認知症110番

義母のトイレ

 義母(85歳)と長男夫婦の3人暮らしです。義母は、週3回デイサービスに通っています。物忘れがひどいのですが、歩行やトイレ、食事は自分でできますので日常生活はなんとか見守りながらできています。先日、少し食欲がなく、デイサービスの職員の方から「排便はいつありましたか」と聞かれましたが、自分でトイレにいっているので気にもしていませんでした。気になって様子を見ているのですが、把握できません。聞いてもチグハグな答えが返ってくるだけです。トイレは自分で流してしまうのでわかりません。体調を把握するにはどのようにしたらよいでしょうか。(長野県、長男の妻、60歳)

【回答】 「朝食後」の習慣づけを

 現在の日常生活ではお困りになっていないようですが、体調などを知るためには必要ですよね。しかし、ご自分でトイレに行けるので、そのことを気持ちよく続けてもらうことが大切ですね。トイレに行く様子や出てきたときのそぶりはいかがでしょうか。注意して見ていると、表情などが違うと思いますが、たとえば、朝食後にトイレに行かれたときなどはどうでしょうか。あるいは、トイレから出てこられたときにトイレの中の臭いをさりげなく観察してみてはいかがでしょうか。いずれにしても、ご本人のプライドを傷つけないことが一番大切です。
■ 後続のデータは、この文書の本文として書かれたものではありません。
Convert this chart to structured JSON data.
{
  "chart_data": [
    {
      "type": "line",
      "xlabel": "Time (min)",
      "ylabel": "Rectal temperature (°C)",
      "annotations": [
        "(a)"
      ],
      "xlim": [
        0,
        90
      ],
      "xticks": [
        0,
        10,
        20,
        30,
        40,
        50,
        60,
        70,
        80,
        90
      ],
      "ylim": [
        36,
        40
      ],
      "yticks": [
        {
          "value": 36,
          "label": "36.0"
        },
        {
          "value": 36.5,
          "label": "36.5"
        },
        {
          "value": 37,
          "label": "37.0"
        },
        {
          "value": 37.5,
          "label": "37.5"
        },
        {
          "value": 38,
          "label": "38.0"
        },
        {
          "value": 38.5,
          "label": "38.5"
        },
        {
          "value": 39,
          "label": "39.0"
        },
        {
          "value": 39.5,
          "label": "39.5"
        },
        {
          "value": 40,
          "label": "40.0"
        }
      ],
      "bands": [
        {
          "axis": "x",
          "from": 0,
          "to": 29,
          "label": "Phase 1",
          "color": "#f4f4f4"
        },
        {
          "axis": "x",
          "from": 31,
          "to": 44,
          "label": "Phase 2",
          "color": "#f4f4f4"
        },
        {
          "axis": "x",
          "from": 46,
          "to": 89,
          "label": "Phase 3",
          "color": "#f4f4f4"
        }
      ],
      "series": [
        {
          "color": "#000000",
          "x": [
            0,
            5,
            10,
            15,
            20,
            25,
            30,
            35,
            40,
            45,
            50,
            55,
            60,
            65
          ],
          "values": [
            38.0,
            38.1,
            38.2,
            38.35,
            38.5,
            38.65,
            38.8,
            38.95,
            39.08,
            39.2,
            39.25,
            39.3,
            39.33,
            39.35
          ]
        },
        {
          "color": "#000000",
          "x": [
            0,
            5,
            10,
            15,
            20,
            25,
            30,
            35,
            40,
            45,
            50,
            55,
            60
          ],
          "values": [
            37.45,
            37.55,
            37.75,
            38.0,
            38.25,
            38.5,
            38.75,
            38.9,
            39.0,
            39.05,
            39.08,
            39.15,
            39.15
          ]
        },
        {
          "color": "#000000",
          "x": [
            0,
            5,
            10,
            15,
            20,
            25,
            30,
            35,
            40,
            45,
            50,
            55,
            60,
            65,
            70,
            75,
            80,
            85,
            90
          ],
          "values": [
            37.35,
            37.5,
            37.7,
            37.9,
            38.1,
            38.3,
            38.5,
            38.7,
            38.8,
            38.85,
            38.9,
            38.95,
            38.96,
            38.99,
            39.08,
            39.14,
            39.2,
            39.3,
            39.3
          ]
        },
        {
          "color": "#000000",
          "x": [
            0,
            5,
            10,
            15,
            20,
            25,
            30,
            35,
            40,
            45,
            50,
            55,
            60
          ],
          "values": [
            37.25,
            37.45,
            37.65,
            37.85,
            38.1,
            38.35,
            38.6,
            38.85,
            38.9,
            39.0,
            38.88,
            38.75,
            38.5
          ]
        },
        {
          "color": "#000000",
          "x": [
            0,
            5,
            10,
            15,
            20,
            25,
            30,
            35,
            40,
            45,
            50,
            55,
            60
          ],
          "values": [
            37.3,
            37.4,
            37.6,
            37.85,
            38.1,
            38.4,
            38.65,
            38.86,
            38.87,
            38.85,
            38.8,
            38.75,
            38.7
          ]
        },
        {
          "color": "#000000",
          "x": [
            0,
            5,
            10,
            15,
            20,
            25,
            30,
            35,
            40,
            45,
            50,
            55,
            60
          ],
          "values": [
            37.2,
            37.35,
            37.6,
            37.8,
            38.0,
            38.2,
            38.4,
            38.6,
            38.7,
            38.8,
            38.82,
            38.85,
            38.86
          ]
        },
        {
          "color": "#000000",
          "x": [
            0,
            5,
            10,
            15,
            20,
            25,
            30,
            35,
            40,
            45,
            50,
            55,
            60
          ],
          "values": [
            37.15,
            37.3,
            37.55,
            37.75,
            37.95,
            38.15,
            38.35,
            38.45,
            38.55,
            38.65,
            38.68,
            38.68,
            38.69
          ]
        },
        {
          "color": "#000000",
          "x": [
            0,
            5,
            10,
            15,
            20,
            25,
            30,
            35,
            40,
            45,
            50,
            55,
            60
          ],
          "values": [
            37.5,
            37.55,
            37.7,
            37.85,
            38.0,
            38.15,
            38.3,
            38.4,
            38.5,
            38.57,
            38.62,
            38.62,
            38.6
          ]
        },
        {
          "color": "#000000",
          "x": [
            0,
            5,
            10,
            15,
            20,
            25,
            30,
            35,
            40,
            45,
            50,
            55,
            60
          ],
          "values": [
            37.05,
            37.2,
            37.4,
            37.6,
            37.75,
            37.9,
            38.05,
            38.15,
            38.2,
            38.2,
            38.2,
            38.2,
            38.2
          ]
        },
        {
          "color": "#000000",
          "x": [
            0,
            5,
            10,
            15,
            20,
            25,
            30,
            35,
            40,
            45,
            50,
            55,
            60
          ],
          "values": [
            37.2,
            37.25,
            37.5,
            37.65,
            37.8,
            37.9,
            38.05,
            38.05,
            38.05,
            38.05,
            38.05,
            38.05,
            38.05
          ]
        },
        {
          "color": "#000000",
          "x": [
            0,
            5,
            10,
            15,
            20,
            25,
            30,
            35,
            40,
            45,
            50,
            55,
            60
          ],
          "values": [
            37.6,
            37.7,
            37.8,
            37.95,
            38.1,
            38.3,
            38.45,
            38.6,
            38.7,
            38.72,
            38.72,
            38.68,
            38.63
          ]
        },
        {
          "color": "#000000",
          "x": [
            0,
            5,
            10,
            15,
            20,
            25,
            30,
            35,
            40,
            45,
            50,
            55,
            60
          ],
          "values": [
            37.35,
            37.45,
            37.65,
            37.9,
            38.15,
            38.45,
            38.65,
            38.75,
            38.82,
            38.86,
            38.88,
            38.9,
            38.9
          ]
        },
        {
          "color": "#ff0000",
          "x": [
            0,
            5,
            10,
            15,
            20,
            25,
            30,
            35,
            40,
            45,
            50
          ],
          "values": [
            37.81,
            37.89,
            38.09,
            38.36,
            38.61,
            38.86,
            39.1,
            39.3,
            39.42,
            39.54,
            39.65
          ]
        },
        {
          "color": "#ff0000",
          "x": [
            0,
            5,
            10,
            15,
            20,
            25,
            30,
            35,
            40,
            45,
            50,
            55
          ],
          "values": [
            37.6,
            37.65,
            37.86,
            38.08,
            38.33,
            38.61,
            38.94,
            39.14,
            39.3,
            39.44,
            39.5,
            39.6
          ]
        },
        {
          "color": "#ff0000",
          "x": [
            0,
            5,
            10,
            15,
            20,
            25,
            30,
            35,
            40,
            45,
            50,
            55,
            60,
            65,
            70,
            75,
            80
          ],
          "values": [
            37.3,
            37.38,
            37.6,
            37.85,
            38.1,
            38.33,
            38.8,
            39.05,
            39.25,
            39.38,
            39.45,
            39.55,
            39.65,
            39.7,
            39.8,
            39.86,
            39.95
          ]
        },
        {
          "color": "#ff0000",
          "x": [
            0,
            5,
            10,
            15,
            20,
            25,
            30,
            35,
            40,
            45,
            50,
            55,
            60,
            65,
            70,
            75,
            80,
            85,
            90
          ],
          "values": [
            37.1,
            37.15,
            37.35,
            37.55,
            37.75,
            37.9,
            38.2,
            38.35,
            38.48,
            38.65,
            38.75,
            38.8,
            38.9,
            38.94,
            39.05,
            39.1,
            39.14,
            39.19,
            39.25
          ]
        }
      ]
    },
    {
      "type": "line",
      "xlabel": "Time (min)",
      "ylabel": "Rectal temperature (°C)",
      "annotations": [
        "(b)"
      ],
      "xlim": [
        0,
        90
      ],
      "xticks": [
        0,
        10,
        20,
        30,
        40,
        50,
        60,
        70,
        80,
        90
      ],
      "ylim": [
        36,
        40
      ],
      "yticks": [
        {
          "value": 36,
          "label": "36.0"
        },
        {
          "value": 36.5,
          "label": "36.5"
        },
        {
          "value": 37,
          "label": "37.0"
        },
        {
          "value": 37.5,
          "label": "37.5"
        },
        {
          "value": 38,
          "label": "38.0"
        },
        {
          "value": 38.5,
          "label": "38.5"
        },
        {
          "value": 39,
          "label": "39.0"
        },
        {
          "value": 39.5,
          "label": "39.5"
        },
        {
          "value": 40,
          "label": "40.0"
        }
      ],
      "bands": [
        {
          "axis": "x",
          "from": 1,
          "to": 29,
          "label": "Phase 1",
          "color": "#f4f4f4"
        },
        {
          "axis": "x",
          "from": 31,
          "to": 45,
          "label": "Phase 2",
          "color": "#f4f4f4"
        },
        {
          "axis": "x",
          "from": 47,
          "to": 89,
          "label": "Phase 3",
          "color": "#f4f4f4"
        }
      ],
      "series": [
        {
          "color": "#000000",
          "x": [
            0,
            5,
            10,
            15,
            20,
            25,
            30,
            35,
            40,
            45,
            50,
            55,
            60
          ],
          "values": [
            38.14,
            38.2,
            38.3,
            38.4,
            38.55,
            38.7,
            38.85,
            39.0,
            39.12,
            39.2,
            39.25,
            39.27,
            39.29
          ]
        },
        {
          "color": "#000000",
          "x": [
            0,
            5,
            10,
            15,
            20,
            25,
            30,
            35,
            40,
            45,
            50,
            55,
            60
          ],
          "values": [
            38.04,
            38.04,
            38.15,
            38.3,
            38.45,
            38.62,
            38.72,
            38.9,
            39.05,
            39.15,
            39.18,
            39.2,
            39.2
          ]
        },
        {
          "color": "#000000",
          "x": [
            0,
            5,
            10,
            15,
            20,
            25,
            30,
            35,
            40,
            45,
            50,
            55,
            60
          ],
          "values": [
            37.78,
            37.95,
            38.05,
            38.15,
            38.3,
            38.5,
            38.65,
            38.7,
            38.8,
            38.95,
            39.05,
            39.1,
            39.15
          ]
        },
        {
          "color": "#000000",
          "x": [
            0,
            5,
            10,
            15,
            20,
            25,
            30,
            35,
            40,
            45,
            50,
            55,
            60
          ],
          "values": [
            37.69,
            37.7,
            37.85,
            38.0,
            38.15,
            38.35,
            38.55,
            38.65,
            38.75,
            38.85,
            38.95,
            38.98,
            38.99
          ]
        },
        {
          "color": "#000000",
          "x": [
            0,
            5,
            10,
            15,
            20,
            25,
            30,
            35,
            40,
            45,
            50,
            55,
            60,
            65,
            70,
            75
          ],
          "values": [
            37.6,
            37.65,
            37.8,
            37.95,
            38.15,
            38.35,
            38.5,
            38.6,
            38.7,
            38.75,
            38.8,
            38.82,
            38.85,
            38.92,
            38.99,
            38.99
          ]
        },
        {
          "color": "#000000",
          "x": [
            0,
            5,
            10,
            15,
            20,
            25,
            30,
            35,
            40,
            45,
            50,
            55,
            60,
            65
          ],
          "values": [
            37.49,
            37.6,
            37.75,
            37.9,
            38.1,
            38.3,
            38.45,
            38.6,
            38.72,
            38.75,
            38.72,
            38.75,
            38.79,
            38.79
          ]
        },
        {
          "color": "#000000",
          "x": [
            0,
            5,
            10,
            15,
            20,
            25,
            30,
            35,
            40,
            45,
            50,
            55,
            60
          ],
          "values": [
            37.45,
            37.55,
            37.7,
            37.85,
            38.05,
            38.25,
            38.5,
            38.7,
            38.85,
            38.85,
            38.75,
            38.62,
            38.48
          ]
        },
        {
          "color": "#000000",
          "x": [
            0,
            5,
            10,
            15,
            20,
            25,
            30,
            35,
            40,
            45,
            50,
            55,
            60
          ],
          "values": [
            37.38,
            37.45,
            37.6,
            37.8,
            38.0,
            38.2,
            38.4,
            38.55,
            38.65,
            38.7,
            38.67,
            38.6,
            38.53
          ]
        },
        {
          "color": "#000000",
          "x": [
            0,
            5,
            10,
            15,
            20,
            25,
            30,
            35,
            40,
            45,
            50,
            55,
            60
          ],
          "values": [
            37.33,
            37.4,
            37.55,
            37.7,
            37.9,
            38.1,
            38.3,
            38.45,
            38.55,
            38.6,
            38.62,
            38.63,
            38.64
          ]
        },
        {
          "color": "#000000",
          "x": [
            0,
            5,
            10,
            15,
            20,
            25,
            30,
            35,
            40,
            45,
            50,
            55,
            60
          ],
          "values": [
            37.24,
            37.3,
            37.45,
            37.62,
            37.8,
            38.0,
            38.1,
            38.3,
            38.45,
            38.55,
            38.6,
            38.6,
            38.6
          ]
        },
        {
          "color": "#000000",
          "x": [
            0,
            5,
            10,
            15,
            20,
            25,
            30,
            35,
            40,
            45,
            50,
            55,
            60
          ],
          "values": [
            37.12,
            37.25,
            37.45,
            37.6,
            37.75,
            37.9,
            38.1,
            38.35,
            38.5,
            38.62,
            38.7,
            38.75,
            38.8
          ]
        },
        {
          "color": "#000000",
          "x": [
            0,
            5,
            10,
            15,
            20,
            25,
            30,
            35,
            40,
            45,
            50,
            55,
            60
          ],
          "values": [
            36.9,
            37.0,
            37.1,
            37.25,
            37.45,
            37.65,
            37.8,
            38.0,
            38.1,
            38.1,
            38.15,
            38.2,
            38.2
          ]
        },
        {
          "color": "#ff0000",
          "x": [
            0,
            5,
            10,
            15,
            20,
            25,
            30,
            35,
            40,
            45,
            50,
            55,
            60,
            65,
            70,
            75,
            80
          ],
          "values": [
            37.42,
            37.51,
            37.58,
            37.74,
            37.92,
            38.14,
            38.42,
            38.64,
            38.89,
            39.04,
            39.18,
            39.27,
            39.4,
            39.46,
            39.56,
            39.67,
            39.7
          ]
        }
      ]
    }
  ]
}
 言葉で言っても、忘れてしまうのですから、その場でできるように便が出たら自分で丸印をつける表などをトイレに張っておくのもひとつの方法でしょうが、嫌がるかもしれませんね。健康を維持するために便が出たかどうかを知ることが大切であることをわかってもらえれば、できるかもしれません。ご本人に聞くというよりも、自分でできる方法を考えてみましょう。

 いつまでも自分でトイレに行き、後始末までできることが大切なことですから、その流れのなかで嫌な気持ちになり、トイレにいくことを拒むようなことがないようにしないと逆効果になってしまいますので慎重に考えたいですね。いつまでもトイレを自分で続けられることを願っていても、加齢とともに身体機能は低下してくるのですから、排便のメカニズムを理解しておくことも大切です。食べものが胃に入ると胃・大腸反射が起こり、大腸が総蠕動運動を始め、便が直腸に送り込まれます。(生理学的に便意を感じるのは、便が直腸に入ってきたときです。)その結果、排便反射が起こり排便となります。これらは朝、副交感神経が働いているうちに起こりやすいので、朝食後が排便のタイミングに適しています。これを上手に活用すると排便の把握がしやすくなります。認知症が進んでくると便意をもよおしても、適切に行動が伴わないこともありますので、朝食後にトイレにいくことを習慣づけるようにしておくとよいでしょう。チェックするという姿勢ではなく、自然な雰囲気で行いましょう。

 また、食事の摂取量や食材にも影響されますので、食物繊維なども食べやすく工夫して、バランスよく食べてもらうようにしましょう。その際、「○○を食べると便通がよくなるよ」などという声かけではなく、「おいしいから食べてね」と強調しましょう。